Treatment of Dehydration in Adults and Children after Age of 2
Treatment of mild dehydration is by drinking water, tea, orange, lemon, grapefruit or banana juice, re-hydration solutions (e.g. Pedialyte, Infalyte, Naturalyte, Rehydralyte, etc.) or sport drinks (e.g. Gatorade), available in food stores without prescription.
Drinks to avoidin dehydration: caffeinated and alcohol drinks, diet soda sweetened by HFCS or sorbitol, milk and high-fructose fruit juices (like apple, pear, prune or peach juice) that may all aggravate diarrhea.
Treatment of severe dehydration is by intravenous fluids (in hospital), which can replace lost water and electrolytes (sodium or potassium) quickly.
Treatment of Dehydration in Small Children
Children under two years of age are more susceptible to dehydration because of their low weight. Infants with any extent of dehydration should be checked by a doctor who can prescribe appropriate oral rehydration solution (ORS). Breastfeeding should continue and ORS given. Plain water is not enough since it doesn’t contain electrolytes (Na, K) lost in diarrhea.
If a doctor can not be contacted and ORS is not available, a homemade rehydration solution may be prepared (exact amounts should be used!) (2):
- 1 liter of safe drinking water (boiled and cooled down to room temperature),
- 1 level teaspoon (5g) salt (NaCl),
- 8 level teaspoons (40g) sugar (sucrose),
- (100 ml of orange or banana juice, if available, as source of potassium, and to improve the taste).
Fluid should be given by a teaspoon until the amount of urine returns to normal and becomes clear. If baby vomits, rehydration should be tried after 10-15 minutes again. If baby is on formula, switching to a lactose-free formula should be tried. Cow’s milk and undiluted fruit juices should be avoided. In poor countries, WHO-ORS (oral rehydration solutions provided by World Health Organization) powdered packages are available. Water should be boiled before preparing the solution; a fresh solution has to be prepared every day.
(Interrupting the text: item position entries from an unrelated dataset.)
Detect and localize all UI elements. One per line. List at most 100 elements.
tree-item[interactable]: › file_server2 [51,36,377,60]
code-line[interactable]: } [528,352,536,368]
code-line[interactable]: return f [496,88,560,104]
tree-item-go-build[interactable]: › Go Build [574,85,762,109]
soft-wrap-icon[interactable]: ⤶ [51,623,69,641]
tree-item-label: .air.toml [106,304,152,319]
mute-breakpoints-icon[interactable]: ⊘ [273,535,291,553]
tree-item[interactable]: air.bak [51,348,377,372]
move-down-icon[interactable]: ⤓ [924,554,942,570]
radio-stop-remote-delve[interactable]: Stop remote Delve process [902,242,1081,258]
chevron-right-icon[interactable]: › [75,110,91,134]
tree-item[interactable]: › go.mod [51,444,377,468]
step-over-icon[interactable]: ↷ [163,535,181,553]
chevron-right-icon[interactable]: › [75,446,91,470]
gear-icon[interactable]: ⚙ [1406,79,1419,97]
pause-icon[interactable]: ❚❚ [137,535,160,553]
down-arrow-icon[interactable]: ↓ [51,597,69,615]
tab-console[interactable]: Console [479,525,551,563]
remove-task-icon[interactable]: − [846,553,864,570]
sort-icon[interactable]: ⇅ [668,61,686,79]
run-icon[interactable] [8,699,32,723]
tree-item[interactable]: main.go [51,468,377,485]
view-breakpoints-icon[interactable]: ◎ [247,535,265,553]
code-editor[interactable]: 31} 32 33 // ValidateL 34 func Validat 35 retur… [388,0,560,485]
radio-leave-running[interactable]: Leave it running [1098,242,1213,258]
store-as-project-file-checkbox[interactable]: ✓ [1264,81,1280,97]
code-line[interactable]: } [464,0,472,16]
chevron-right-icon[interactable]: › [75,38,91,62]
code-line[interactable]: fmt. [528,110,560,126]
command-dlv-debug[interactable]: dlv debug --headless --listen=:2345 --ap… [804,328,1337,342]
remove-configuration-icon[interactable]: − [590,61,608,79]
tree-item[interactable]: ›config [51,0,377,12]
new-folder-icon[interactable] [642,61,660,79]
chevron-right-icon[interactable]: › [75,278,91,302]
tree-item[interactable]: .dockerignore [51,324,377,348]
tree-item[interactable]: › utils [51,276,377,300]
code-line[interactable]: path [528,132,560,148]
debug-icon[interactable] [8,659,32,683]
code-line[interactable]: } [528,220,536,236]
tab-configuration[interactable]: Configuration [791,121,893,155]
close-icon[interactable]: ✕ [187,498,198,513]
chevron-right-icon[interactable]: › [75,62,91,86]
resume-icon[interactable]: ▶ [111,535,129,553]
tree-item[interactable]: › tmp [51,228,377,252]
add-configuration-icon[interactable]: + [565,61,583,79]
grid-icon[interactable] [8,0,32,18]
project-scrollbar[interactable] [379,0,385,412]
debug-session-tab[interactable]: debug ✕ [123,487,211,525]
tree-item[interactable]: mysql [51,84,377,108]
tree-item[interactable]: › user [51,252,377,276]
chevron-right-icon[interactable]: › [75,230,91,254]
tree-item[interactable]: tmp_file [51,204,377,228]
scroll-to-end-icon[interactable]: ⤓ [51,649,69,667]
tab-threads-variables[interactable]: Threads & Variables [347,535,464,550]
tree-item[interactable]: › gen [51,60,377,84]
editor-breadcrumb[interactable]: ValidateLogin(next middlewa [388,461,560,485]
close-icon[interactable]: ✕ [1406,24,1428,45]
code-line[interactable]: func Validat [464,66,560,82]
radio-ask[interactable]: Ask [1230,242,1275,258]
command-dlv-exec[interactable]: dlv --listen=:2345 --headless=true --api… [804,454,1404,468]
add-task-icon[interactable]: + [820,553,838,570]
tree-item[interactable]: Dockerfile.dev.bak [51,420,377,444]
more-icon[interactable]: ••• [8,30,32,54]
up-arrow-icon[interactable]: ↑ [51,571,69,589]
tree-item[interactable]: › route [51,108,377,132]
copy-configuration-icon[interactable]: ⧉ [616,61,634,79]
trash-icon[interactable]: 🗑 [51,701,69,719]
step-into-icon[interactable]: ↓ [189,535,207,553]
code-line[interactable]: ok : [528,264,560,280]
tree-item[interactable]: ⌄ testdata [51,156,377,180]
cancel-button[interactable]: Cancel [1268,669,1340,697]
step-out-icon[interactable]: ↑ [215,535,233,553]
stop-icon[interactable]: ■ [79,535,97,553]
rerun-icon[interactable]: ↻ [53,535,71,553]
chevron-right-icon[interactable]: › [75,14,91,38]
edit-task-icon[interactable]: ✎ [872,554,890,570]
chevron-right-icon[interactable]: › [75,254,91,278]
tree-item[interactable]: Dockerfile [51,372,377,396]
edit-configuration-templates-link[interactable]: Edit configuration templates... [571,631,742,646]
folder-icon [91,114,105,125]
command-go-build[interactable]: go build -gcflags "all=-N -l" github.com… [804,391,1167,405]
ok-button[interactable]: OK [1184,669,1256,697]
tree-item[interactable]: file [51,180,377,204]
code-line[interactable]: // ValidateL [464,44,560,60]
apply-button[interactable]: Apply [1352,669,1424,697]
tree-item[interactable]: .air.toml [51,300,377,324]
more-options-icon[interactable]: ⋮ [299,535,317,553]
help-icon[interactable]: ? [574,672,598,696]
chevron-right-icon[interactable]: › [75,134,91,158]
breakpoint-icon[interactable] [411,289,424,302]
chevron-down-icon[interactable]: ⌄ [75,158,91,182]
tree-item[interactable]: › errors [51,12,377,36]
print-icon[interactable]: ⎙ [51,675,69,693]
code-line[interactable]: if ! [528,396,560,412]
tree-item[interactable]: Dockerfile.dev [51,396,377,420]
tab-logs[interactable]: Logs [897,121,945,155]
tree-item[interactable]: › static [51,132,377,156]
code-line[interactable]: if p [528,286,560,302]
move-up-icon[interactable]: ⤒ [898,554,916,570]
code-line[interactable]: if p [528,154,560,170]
NOTE: If oral rehydration is not possible from any reason, a doctor should be visited promptly.
Complications of Dehydration
Complications of dehydration include seizures, shock with rapid heart beat and shallow breathing, kidney failure (no urination), brain edema, coma and finally death. Permanent damage of the brain and kidneys may occur.
About 2.2 million young children worldwide (about 50 children in US) die every year from dehydration caused by diarrhea.